In [7]:
import requests
import json
import pandas as pd
import altair as alt

# Final Project Exploratory Visualization: Bureau of Labor Statistics Data
**Steven Hewitt - UC Berkeley MIDS W209 - 06/18/2022**

The primary purpose for selecting the BLS dataset is to explore inflation as measured by the CPI-U. This index can be used to show how the price of goods has changed over time. There are many different individual products and services that factor into the CPI-U calculation based on a weights that the BLS changes over time. My goal for this exploratory visualization is to focus on some of the market sectors that contribute at least 2% to the CPI-U (based on 2021 weights), and then highlight the differences in the rate of price changes by sector. I will focus on the time period from 2000 to 2021.

In [2]:
# Import list of targeted CPI-U cateogires.
targets = pd.read_excel("Targets.xlsx", header=0)
targets

Unnamed: 0,Category,CPI-U Weight,Series ID
0,Food,13.37,CUSR0000SAF1
1,Shelter,32.946,CUSR0000SAH1
2,Apparel,2.458,CUSR0000SAA
3,Medical care,8.487,CUSR0000SAM
4,Education,2.677,CUSR0000SAE1
5,New and used motor vehicles,9.218,CUSR0000SETA
6,Energy,7.348,CUSR0000SA0E
7,Recreation,5.108,CUSR0000SAR
8,Communication,3.728,CUSR0000SAE2


These target sectors impact all areas of daily life. Food, shelter, and apparel are the basic means of survival. Medical care and eductaion are key services that promote class mobility. Motor vehicles and energy allow people the geographic mobility that gives them flexibility in where they live, work, and shop. Recreation and communication are quality-of-life concerns chosen for their relatively high CPI weights.
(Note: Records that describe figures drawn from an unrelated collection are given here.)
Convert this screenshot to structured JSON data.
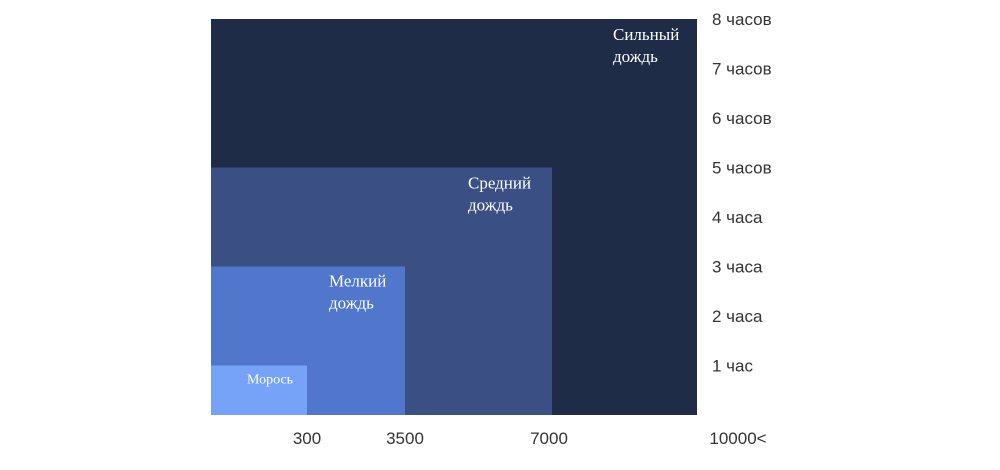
{
  "chart_data": {
    "type": "area",
    "title": "",
    "xlabel": "",
    "ylabel": "",
    "grid": false,
    "legend": "none",
    "x_ticks": [
      "300",
      "3500",
      "7000",
      "10000<"
    ],
    "y_ticks": [
      "1 час",
      "2 часа",
      "3 часа",
      "4 часа",
      "5 часов",
      "6 часов",
      "7 часов",
      "8 часов"
    ],
    "ylim": [
      0,
      8
    ],
    "series": [
      {
        "name": "Сильный дождь",
        "label_lines": [
          "Сильный",
          "дождь"
        ],
        "x_index": 3,
        "hours": 8,
        "color": "#1f2c48"
      },
      {
        "name": "Средний дождь",
        "label_lines": [
          "Средний",
          "дождь"
        ],
        "x_index": 2,
        "hours": 5,
        "color": "#3a5084"
      },
      {
        "name": "Мелкий дождь",
        "label_lines": [
          "Мелкий",
          "дождь"
        ],
        "x_index": 1,
        "hours": 3,
        "color": "#5077cb"
      },
      {
        "name": "Морось",
        "label_lines": [
          "Морось"
        ],
        "x_index": 0,
        "hours": 1,
        "color": "#76a2f8"
      }
    ]
  }
}
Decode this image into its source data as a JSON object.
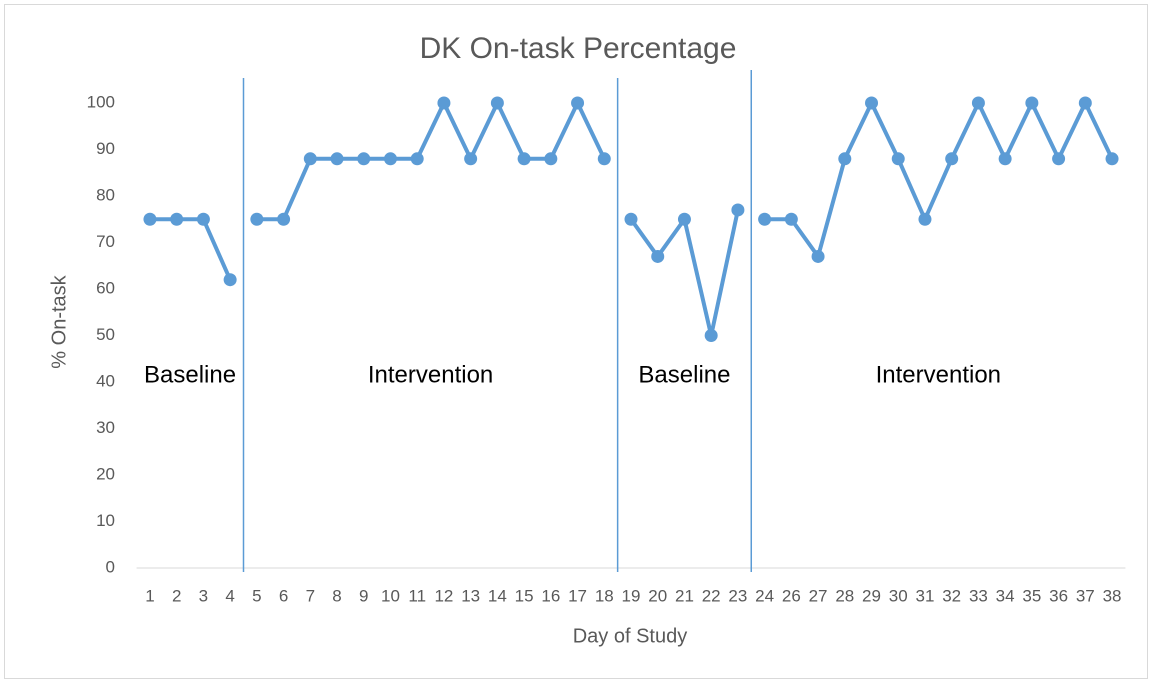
{
  "chart_data": {
    "type": "line",
    "title": "DK On-task Percentage",
    "x_label": "Day of Study",
    "y_label": "% On-task",
    "categories": [
      "1",
      "2",
      "3",
      "4",
      "5",
      "6",
      "7",
      "8",
      "9",
      "10",
      "11",
      "12",
      "13",
      "14",
      "15",
      "16",
      "17",
      "18",
      "19",
      "20",
      "21",
      "22",
      "23",
      "24",
      "26",
      "27",
      "28",
      "29",
      "30",
      "31",
      "32",
      "33",
      "34",
      "35",
      "36",
      "37",
      "38"
    ],
    "series": [
      {
        "color": "#5b9bd5",
        "values": [
          75,
          75,
          75,
          62,
          null,
          null,
          null,
          null,
          null,
          null,
          null,
          null,
          null,
          null,
          null,
          null,
          null,
          null,
          null,
          null,
          null,
          null,
          null,
          null,
          null,
          null,
          null,
          null,
          null,
          null,
          null,
          null,
          null,
          null,
          null,
          null,
          null
        ]
      },
      {
        "color": "#5b9bd5",
        "values": [
          null,
          null,
          null,
          null,
          75,
          75,
          88,
          88,
          88,
          88,
          88,
          100,
          88,
          100,
          88,
          88,
          100,
          88,
          null,
          null,
          null,
          null,
          null,
          null,
          null,
          null,
          null,
          null,
          null,
          null,
          null,
          null,
          null,
          null,
          null,
          null,
          null
        ]
      },
      {
        "color": "#5b9bd5",
        "values": [
          null,
          null,
          null,
          null,
          null,
          null,
          null,
          null,
          null,
          null,
          null,
          null,
          null,
          null,
          null,
          null,
          null,
          null,
          75,
          67,
          75,
          50,
          77,
          null,
          null,
          null,
          null,
          null,
          null,
          null,
          null,
          null,
          null,
          null,
          null,
          null,
          null
        ]
      },
      {
        "color": "#5b9bd5",
        "values": [
          null,
          null,
          null,
          null,
          null,
          null,
          null,
          null,
          null,
          null,
          null,
          null,
          null,
          null,
          null,
          null,
          null,
          null,
          null,
          null,
          null,
          null,
          null,
          75,
          75,
          67,
          88,
          100,
          88,
          75,
          88,
          100,
          88,
          100,
          88,
          100,
          88
        ]
      }
    ],
    "phases": [
      {
        "label": "Baseline",
        "start": "1",
        "end": "4"
      },
      {
        "label": "Intervention",
        "start": "5",
        "end": "18"
      },
      {
        "label": "Baseline",
        "start": "19",
        "end": "23"
      },
      {
        "label": "Intervention",
        "start": "24",
        "end": "38"
      }
    ],
    "phase_line_color": "#5b9bd5",
    "ylim": [
      0,
      100
    ],
    "yticks": [
      0,
      10,
      20,
      30,
      40,
      50,
      60,
      70,
      80,
      90,
      100
    ],
    "grid": false
  }
}
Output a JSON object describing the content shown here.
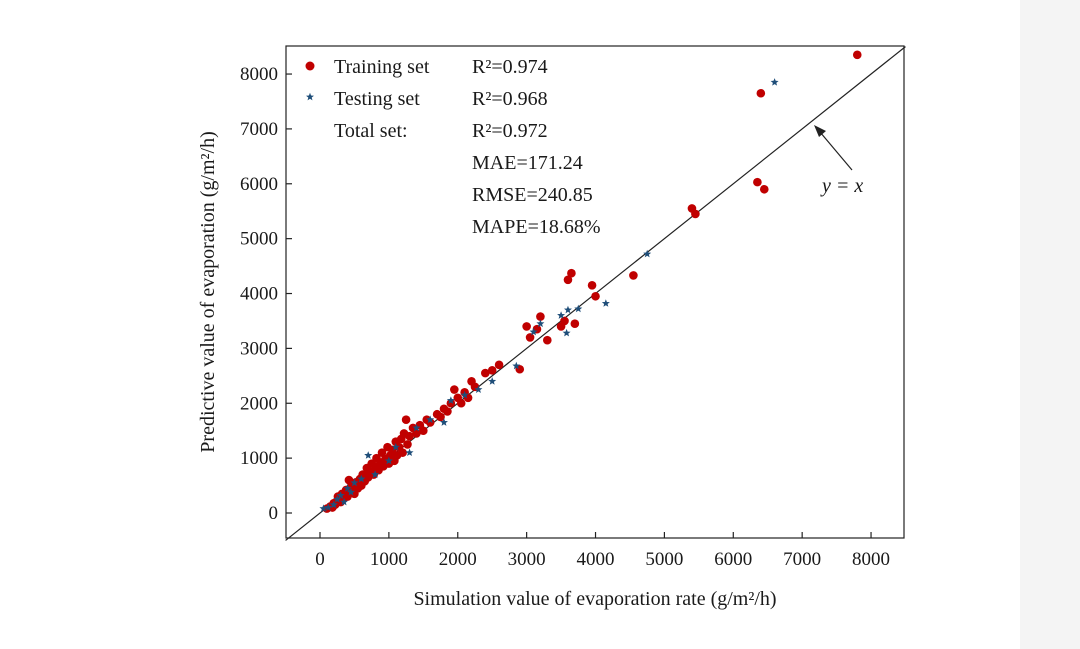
{
  "chart_data": {
    "type": "scatter",
    "xlabel": "Simulation value of evaporation rate (g/m²/h)",
    "ylabel": "Predictive value of evaporation (g/m²/h)",
    "xlim": [
      -500,
      8500
    ],
    "ylim": [
      -500,
      8500
    ],
    "x_ticks": [
      0,
      1000,
      2000,
      3000,
      4000,
      5000,
      6000,
      7000,
      8000
    ],
    "y_ticks": [
      0,
      1000,
      2000,
      3000,
      4000,
      5000,
      6000,
      7000,
      8000
    ],
    "grid": false,
    "legend_position": "top-left",
    "colors": {
      "training": "#c00000",
      "testing": "#1f4e79",
      "line": "#333333"
    },
    "series": [
      {
        "name": "Training set",
        "marker": "circle",
        "r2": "R²=0.974",
        "points": [
          [
            100,
            80
          ],
          [
            150,
            120
          ],
          [
            180,
            100
          ],
          [
            200,
            180
          ],
          [
            220,
            150
          ],
          [
            250,
            220
          ],
          [
            260,
            300
          ],
          [
            280,
            260
          ],
          [
            300,
            200
          ],
          [
            320,
            350
          ],
          [
            350,
            280
          ],
          [
            380,
            420
          ],
          [
            400,
            300
          ],
          [
            420,
            600
          ],
          [
            450,
            480
          ],
          [
            480,
            400
          ],
          [
            500,
            350
          ],
          [
            520,
            560
          ],
          [
            550,
            450
          ],
          [
            580,
            620
          ],
          [
            600,
            500
          ],
          [
            620,
            700
          ],
          [
            650,
            580
          ],
          [
            680,
            820
          ],
          [
            700,
            650
          ],
          [
            720,
            750
          ],
          [
            750,
            900
          ],
          [
            780,
            700
          ],
          [
            800,
            850
          ],
          [
            820,
            1000
          ],
          [
            850,
            780
          ],
          [
            880,
            920
          ],
          [
            900,
            1100
          ],
          [
            920,
            850
          ],
          [
            950,
            980
          ],
          [
            980,
            1200
          ],
          [
            1000,
            900
          ],
          [
            1020,
            1050
          ],
          [
            1050,
            1150
          ],
          [
            1080,
            950
          ],
          [
            1100,
            1300
          ],
          [
            1120,
            1050
          ],
          [
            1150,
            1200
          ],
          [
            1180,
            1350
          ],
          [
            1200,
            1100
          ],
          [
            1220,
            1450
          ],
          [
            1250,
            1700
          ],
          [
            1270,
            1250
          ],
          [
            1300,
            1400
          ],
          [
            1350,
            1550
          ],
          [
            1400,
            1450
          ],
          [
            1450,
            1600
          ],
          [
            1500,
            1500
          ],
          [
            1550,
            1700
          ],
          [
            1600,
            1650
          ],
          [
            1700,
            1800
          ],
          [
            1750,
            1750
          ],
          [
            1800,
            1900
          ],
          [
            1850,
            1850
          ],
          [
            1900,
            2000
          ],
          [
            1950,
            2250
          ],
          [
            2000,
            2100
          ],
          [
            2050,
            2000
          ],
          [
            2100,
            2200
          ],
          [
            2150,
            2100
          ],
          [
            2200,
            2400
          ],
          [
            2250,
            2300
          ],
          [
            2400,
            2550
          ],
          [
            2500,
            2600
          ],
          [
            2600,
            2700
          ],
          [
            2900,
            2620
          ],
          [
            3000,
            3400
          ],
          [
            3050,
            3200
          ],
          [
            3150,
            3350
          ],
          [
            3200,
            3580
          ],
          [
            3300,
            3150
          ],
          [
            3500,
            3400
          ],
          [
            3550,
            3500
          ],
          [
            3600,
            4250
          ],
          [
            3650,
            4370
          ],
          [
            3700,
            3450
          ],
          [
            3950,
            4150
          ],
          [
            4000,
            3950
          ],
          [
            4550,
            4330
          ],
          [
            5400,
            5550
          ],
          [
            5450,
            5450
          ],
          [
            6350,
            6030
          ],
          [
            6400,
            7650
          ],
          [
            6450,
            5900
          ],
          [
            7800,
            8350
          ]
        ]
      },
      {
        "name": "Testing set",
        "marker": "star",
        "r2": "R²=0.968",
        "points": [
          [
            50,
            80
          ],
          [
            120,
            100
          ],
          [
            200,
            150
          ],
          [
            250,
            250
          ],
          [
            300,
            320
          ],
          [
            350,
            200
          ],
          [
            400,
            450
          ],
          [
            450,
            380
          ],
          [
            500,
            550
          ],
          [
            600,
            620
          ],
          [
            700,
            1050
          ],
          [
            800,
            700
          ],
          [
            1000,
            950
          ],
          [
            1100,
            1200
          ],
          [
            1300,
            1100
          ],
          [
            1400,
            1550
          ],
          [
            1600,
            1700
          ],
          [
            1800,
            1650
          ],
          [
            1900,
            2050
          ],
          [
            2100,
            2150
          ],
          [
            2300,
            2250
          ],
          [
            2500,
            2400
          ],
          [
            2850,
            2680
          ],
          [
            3100,
            3300
          ],
          [
            3200,
            3450
          ],
          [
            3500,
            3600
          ],
          [
            3580,
            3280
          ],
          [
            3600,
            3700
          ],
          [
            3750,
            3720
          ],
          [
            4150,
            3820
          ],
          [
            4750,
            4720
          ],
          [
            6600,
            7850
          ]
        ]
      }
    ],
    "total_label": "Total set:",
    "total_r2": "R²=0.972",
    "mae": "MAE=171.24",
    "rmse": "RMSE=240.85",
    "mape": "MAPE=18.68%",
    "annotation": "y = x"
  }
}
The following cells show how to get data from the API, prepare it for future graphing use, and save a backup of the data.

In [3]:
def API_call(series_ids, start_year, end_year):
    '''
    Calls the BLS API to return data. Returns a DataFrame with the combined results.
    '''
    
    # Build message to send to API.
    headers = {'Content-type': 'application/json'}
    data = json.dumps({"seriesid": series_ids,"startyear":start_year, "endyear":end_year})
    p = requests.post('https://api.bls.gov/publicAPI/v2/timeseries/data/', data=data, headers=headers)

    # Parse results.
    j = json.loads(p.text)
    dfs = []
    for x in range(0,len(j["Results"]['series'])):
        t_df = pd.DataFrame(j["Results"]['series'][x]['data'])
        t_df['series'] = j["Results"]['series'][x]['seriesID']
        dfs.append(t_df)
    df = pd.concat(dfs)
    
    return df

In [20]:
# Get a list of series IDs.
series = [s for s in targets['Series ID']]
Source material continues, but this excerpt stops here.